KFRC-FM was not the first station to occupy the 106.1 FM frequency assigned to San Francisco. That honor went to KGO-FM, which began broadcasting from Oakland on November 3, 1947. This made the American Broadcasting Company (ABC)-owned station the first network-owned FM station in the Bay Area.
ABC moved the station to a new frequency and a new transmitter site at San Francisco’s Sutro Mansion in January 1955. Once KGO-FM shifted to 103.7 on the dial, the 106.1 frequency went dormant.
In 1958, RKO Teleradio Pictures (later RKO General), the owner of KFRC since 1949, decided it was time to add an FM signal in the Bay Area. The Federal Communications Commission granted a construction permit and assigned RKO the former KGO-FM frequency, 106.1.

The new station mirrored the programming of long-established KFRC. You had to peer very closely at advertising for the two stations to even know there was a KFRC-FM.
Those ads accurately represent the FM station’s role as an afterthought. As KFRC began promoting its on-air lineup of Bill Hickock, Jimmy Lyon and Stan Bohrman in a 1962 campaign dubbed “Enjoy Yourself”, the FM frequency was barely legible in newspaper ads.
This wasn’t unusual for an FM station in the early 1960s. If it was co-owned with an AM station, it’s almost a certainty that the FM signal was simply a simulcast of what was being heard on the AM side.
This began to change in the wake of a mid-1964 decision by the FCC. The commission, hoping to give the lagging fortunes of FM radio a boost, limited holders of FM licenses in cities of more than 100,000 who also held AM licenses to simulcasting no more than 50 percent of their AM signal on the FM station.
That decision was resisted and delayed, but upon implementation on January 1, 1967, there was a different sound on many FM stations. In the case of KFRC-FM, RKO had chosen to go with a locally-produced automated format which San Francisco Chronicle columnist Dwight Newton reported “leans to album vocals, to Lawrence Welk and Sinatra Senior.”
By November 1968, even as KFRC was starting to cement its legacy as one of the industry’s Top 4o heavyweights, its all-but-forgotten sister station was being shunted to a new identity. KFRC-FM became KFMS.
But the story of this KFRC-FM (the call letters would later be found at 106.9 on the dial under different ownership) wasn’t over. KFMS begat KKEE before RKO General shifted back to the KFRC-FM call letters in 1973.

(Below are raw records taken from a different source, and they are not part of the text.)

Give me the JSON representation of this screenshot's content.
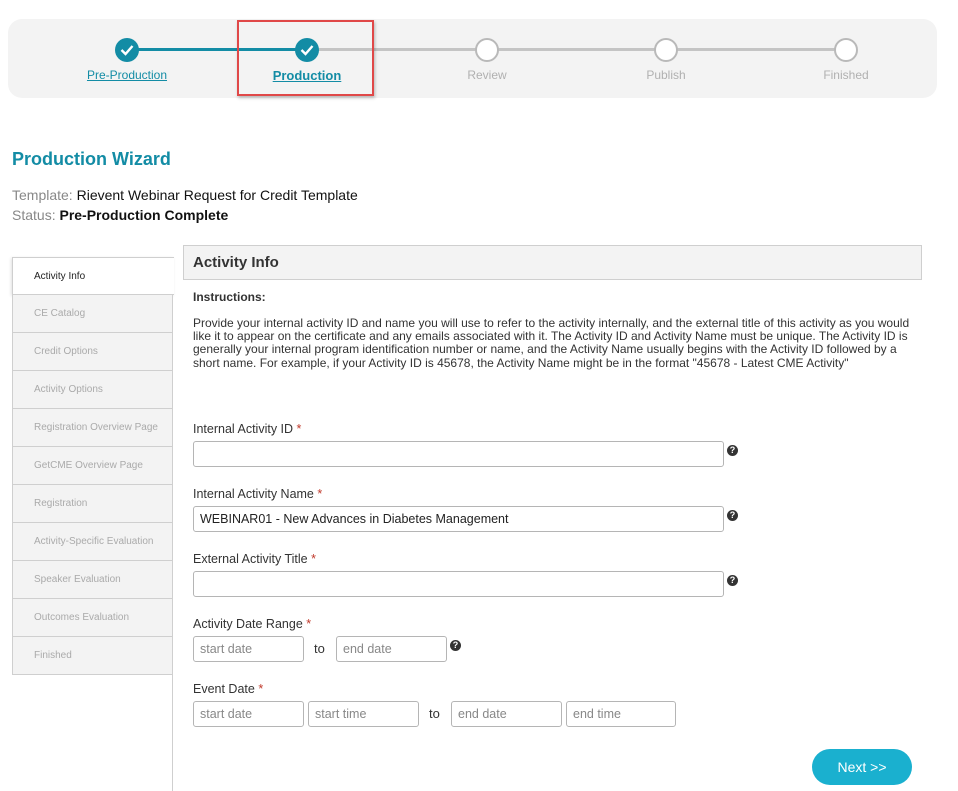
{
  "stepper": {
    "steps": [
      {
        "label": "Pre-Production",
        "state": "done"
      },
      {
        "label": "Production",
        "state": "current"
      },
      {
        "label": "Review",
        "state": "todo"
      },
      {
        "label": "Publish",
        "state": "todo"
      },
      {
        "label": "Finished",
        "state": "todo"
      }
    ],
    "check_icon": "check-icon"
  },
  "header": {
    "title": "Production Wizard",
    "template_key": "Template:",
    "template_value": "Rievent Webinar Request for Credit Template",
    "status_key": "Status:",
    "status_value": "Pre-Production Complete"
  },
  "tabs": [
    {
      "label": "Activity Info",
      "active": true
    },
    {
      "label": "CE Catalog"
    },
    {
      "label": "Credit Options"
    },
    {
      "label": "Activity Options"
    },
    {
      "label": "Registration Overview Page"
    },
    {
      "label": "GetCME Overview Page"
    },
    {
      "label": "Registration"
    },
    {
      "label": "Activity-Specific Evaluation"
    },
    {
      "label": "Speaker Evaluation"
    },
    {
      "label": "Outcomes Evaluation"
    },
    {
      "label": "Finished"
    }
  ],
  "panel": {
    "title": "Activity Info",
    "instructions_title": "Instructions:",
    "instructions_text": "Provide your internal activity ID and name you will use to refer to the activity internally, and the external title of this activity as you would like it to appear on the certificate and any emails associated with it. The Activity ID and Activity Name must be unique. The Activity ID is generally your internal program identification number or name, and the Activity Name usually begins with the Activity ID followed by a short name. For example, if your Activity ID is 45678, the Activity Name might be in the format \"45678 - Latest CME Activity\"",
    "required_mark": "*",
    "fields": {
      "internal_id": {
        "label": "Internal Activity ID",
        "value": ""
      },
      "internal_name": {
        "label": "Internal Activity Name",
        "value": "WEBINAR01 - New Advances in Diabetes Management"
      },
      "external_title": {
        "label": "External Activity Title",
        "value": ""
      },
      "date_range": {
        "label": "Activity Date Range",
        "start_placeholder": "start date",
        "end_placeholder": "end date",
        "to": "to"
      },
      "event_date": {
        "label": "Event Date",
        "start_date_placeholder": "start date",
        "start_time_placeholder": "start time",
        "end_date_placeholder": "end date",
        "end_time_placeholder": "end time",
        "to": "to"
      }
    },
    "help_glyph": "?",
    "next_label": "Next >>"
  },
  "colors": {
    "accent": "#138ca5",
    "button": "#1ab0cf",
    "highlight": "#e04848"
  }
}
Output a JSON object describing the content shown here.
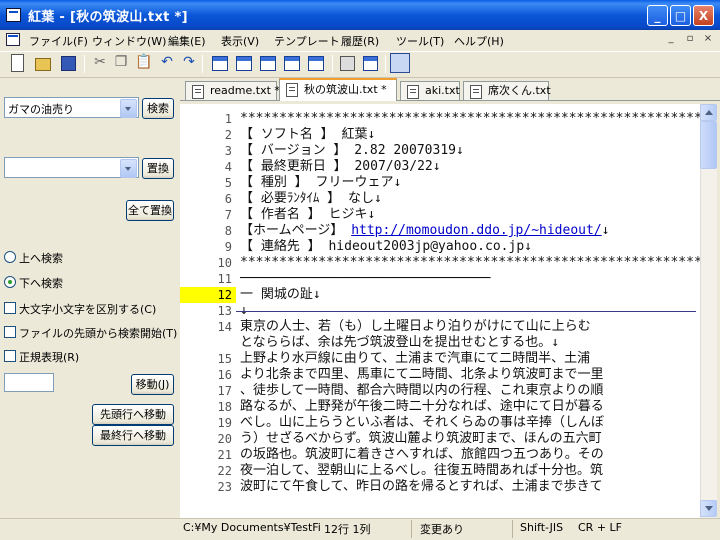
{
  "window": {
    "title": "紅葉 - [秋の筑波山.txt *]",
    "caption_minimize": "_",
    "caption_maximize": "□",
    "caption_close": "X"
  },
  "menu": {
    "items": [
      "ファイル(F)",
      "ウィンドウ(W)",
      "編集(E)",
      "表示(V)",
      "テンプレート",
      "履歴(R)",
      "ツール(T)",
      "ヘルプ(H)"
    ],
    "mdi_min": "_",
    "mdi_restore": "▫",
    "mdi_close": "×"
  },
  "toolbar": {
    "icons": [
      "new-file-icon",
      "open-folder-icon",
      "save-disk-icon",
      "cut-icon",
      "copy-icon",
      "paste-icon",
      "undo-icon",
      "redo-icon",
      "cascade-window-icon",
      "tile-window-icon",
      "tile-vertical-icon",
      "tile-horizontal-icon",
      "new-window-icon",
      "print-icon",
      "print-preview-icon",
      "side-panel-icon"
    ]
  },
  "tabs": [
    {
      "label": "readme.txt *"
    },
    {
      "label": "秋の筑波山.txt *",
      "active": true
    },
    {
      "label": "aki.txt"
    },
    {
      "label": "席次くん.txt"
    }
  ],
  "search_panel": {
    "search_value": "ガマの油売り",
    "search_button": "検索",
    "replace_value": "",
    "replace_button": "置換",
    "replace_all_button": "全て置換",
    "radio_up": "上へ検索",
    "radio_down": "下へ検索",
    "selected_direction": "down",
    "check_case": "大文字小文字を区別する(C)",
    "check_from_top": "ファイルの先頭から検索開始(T)",
    "check_regex": "正規表現(R)",
    "jump_value": "",
    "jump_button": "移動(J)",
    "goto_first_button": "先頭行へ移動",
    "goto_last_button": "最終行へ移動"
  },
  "editor": {
    "current_line": 12,
    "lines": [
      {
        "n": "1",
        "text": "****************************************************************"
      },
      {
        "n": "2",
        "text": "【  ソフト名  】   紅葉↓"
      },
      {
        "n": "3",
        "text": "【 バージョン 】   2.82 20070319↓"
      },
      {
        "n": "4",
        "text": "【 最終更新日 】   2007/03/22↓"
      },
      {
        "n": "5",
        "text": "【    種別    】   フリーウェア↓"
      },
      {
        "n": "6",
        "text": "【 必要ﾗﾝﾀｲﾑ  】   なし↓"
      },
      {
        "n": "7",
        "text": "【   作者名   】   ヒジキ↓"
      },
      {
        "n": "8",
        "text": "【ホームページ】   ",
        "link": "http://momoudon.ddo.jp/~hideout/",
        "tail": "↓"
      },
      {
        "n": "9",
        "text": "【   連絡先   】   hideout2003jp@yahoo.co.jp↓"
      },
      {
        "n": "10",
        "text": "****************************************************************"
      },
      {
        "n": "11",
        "text": "────────────────────────────────"
      },
      {
        "n": "12",
        "text": "一  関城の趾↓"
      },
      {
        "n": "13",
        "text": "↓"
      },
      {
        "n": "14",
        "text": "  東京の人士、若（も）し土曜日より泊りがけにて山に上らむ"
      },
      {
        "n": "",
        "text": "となららば、余は先づ筑波登山を提出せむとする也。↓"
      },
      {
        "n": "15",
        "text": "  上野より水戸線に由りて、土浦まで汽車にて二時間半、土浦"
      },
      {
        "n": "16",
        "text": "より北条まで四里、馬車にて二時間、北条より筑波町まで一里"
      },
      {
        "n": "17",
        "text": "、徒歩して一時間、都合六時間以内の行程、これ東京よりの順"
      },
      {
        "n": "18",
        "text": "路なるが、上野発が午後二時二十分なれば、途中にて日が暮る"
      },
      {
        "n": "19",
        "text": "べし。山に上らうといふ者は、それくらゐの事は辛捧（しんぼ"
      },
      {
        "n": "20",
        "text": "う）せざるべからず。筑波山麓より筑波町まで、ほんの五六町"
      },
      {
        "n": "21",
        "text": "の坂路也。筑波町に着きさへすれば、旅館四つ五つあり。その"
      },
      {
        "n": "22",
        "text": "夜一泊して、翌朝山に上るべし。往復五時間あれば十分也。筑"
      },
      {
        "n": "23",
        "text": "波町にて午食して、昨日の路を帰るとすれば、土浦まで歩きて"
      }
    ]
  },
  "status": {
    "path": "C:¥My Documents¥TestFi",
    "position": "12行  1列",
    "modified": "変更あり",
    "encoding": "Shift-JIS",
    "newline": "CR + LF"
  }
}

The rebirth of KFRC-FM seemed to be an extension of the light popular music format that had been heard on KKEE, a syndicated sound called the Bonneville Program Service.
The station wasn’t a major ratings-getter, but it did manage to finish 20th of 60 Bay Area radio stations in San Mateo Times columnist Bob Foster’s annual poll in early 1974. By then, the station was airing oldies and promoting weekly concerts and parties at the Orphanage nightclub in San Francisco. Many of these shows were broadcast live, including performances by the ’60s tribute band Butch Whacks and the Glass Packs.
Ken Thompson became the station’s general manager in late 1974, just in time for the station to be sued by a man named Ron Miller. Miller claimed KFRC-FM had backed out of a deal to promote a flagpole-sitting stunt in which Miller would perch atop a pole outside Mel’s Drive-In on South Van Ness Avenue. Miller demanded $400,000 in damages, saying his attempt to break into the Guinness Book of World Records was dashed by KFRC-FM management.
By late 1976, the process of selling KFRC and KFRC-FM (then being marketed as K106) was underway. RKO General was getting out of the radio business, and Century Broadcasting was preparing to enter the San Francisco market.

Rick Lee would be named as general manager, and Century’s national program director Bob Burch would oversee the end of the oldies and the launch of a memorable brand: KMEL (there would first be a feint toward a different set of call letters, KQUP, before KMEL hit the airwaves in July 1977).
The KFRC-FM call letters returned to Bay Area airwaves fourteen years later. When developer Peter Bedford’s Bedford Broadcasting Company bought KFRC and KXXX (99.7 FM), KXXX became KFRC-FM, airing an oldies format that mirrored that of KFRC.
There would be one more move for the KFRC-FM call letters. On May 17, 2007, CBS Radio (which had traded KFRC for religious broadcaster Family Stations’ KEAR 106.9 FM in 2005) revived the historic KFRC call letters and relaunched its station at 106.9 FM with a Classic Hits format, playing popular music from the 1960s through the 1980s.
In 2009, CBS Radio began to simulcast the all-news format of KCBS on the 106.9 FM frequency. Thought the branding refers to KCBS, the legal station identification is KFRC-FM.